Background:
Application of appropriate indications for upper endoscopy (EGD) should conserve limited endoscopic resources. To perform a systematic review and meta-analysis to assess the efficacy of American Society for Gastrointestinal Endoscopy and European Panel on the Appropriateness of Gastrointestinal Endoscopy guidelines in selecting patients referred for an upper endoscopy relative to the detection of gastro-oesophageal cancer.
Methods:
Studies comparing the appropriateness of EGD indication according to American Society for Gastrointestinal Endoscopy or European Panel on the Appropriateness of Gastrointestinal Endoscopy guidelines and the detection of relevant endoscopic findings and cancer were identified by searching the Medline (1982 to September 2008).

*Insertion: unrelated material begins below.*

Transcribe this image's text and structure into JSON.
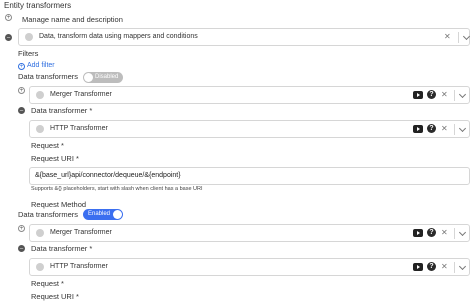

Pre-defined outputs of the meta-analysis were sensitivity, specificity, and positive and negative likelihood ratios (LR+, LR-).
Results:
We included eight cohort studies comprising 13,856 patients; 10,643 EGD indications were categorized as appropriate, and 3010 (22%) as inappropriate. For relevant findings, the adjusted sensitivity, specificity, LR+, and LR- were 85% (95% CI, 84-86%), 28% (95% CI, 27-29%), 1.18 (95% CI, 1.1-1.3) and 0.6 (95% CI, 0.5-0.7), respectively. For cancer detection, the adjusted sensitivity, specificity, LR+, and LR- were 97% (95% CI, 94-98%), 22% (95% CI, 22-23%), 1.2 (95% CI, 1.1-1.4), and 0.2 (95% CI, 0.05-0.9), respectively.
Conclusions:
For inappropriate EGD, the very low likelihood of cancer argues against endoscopic referral, whereas the low specificity substantially reduces the predictive value of an appropriate indication for both cancer and relevant endoscopic findings.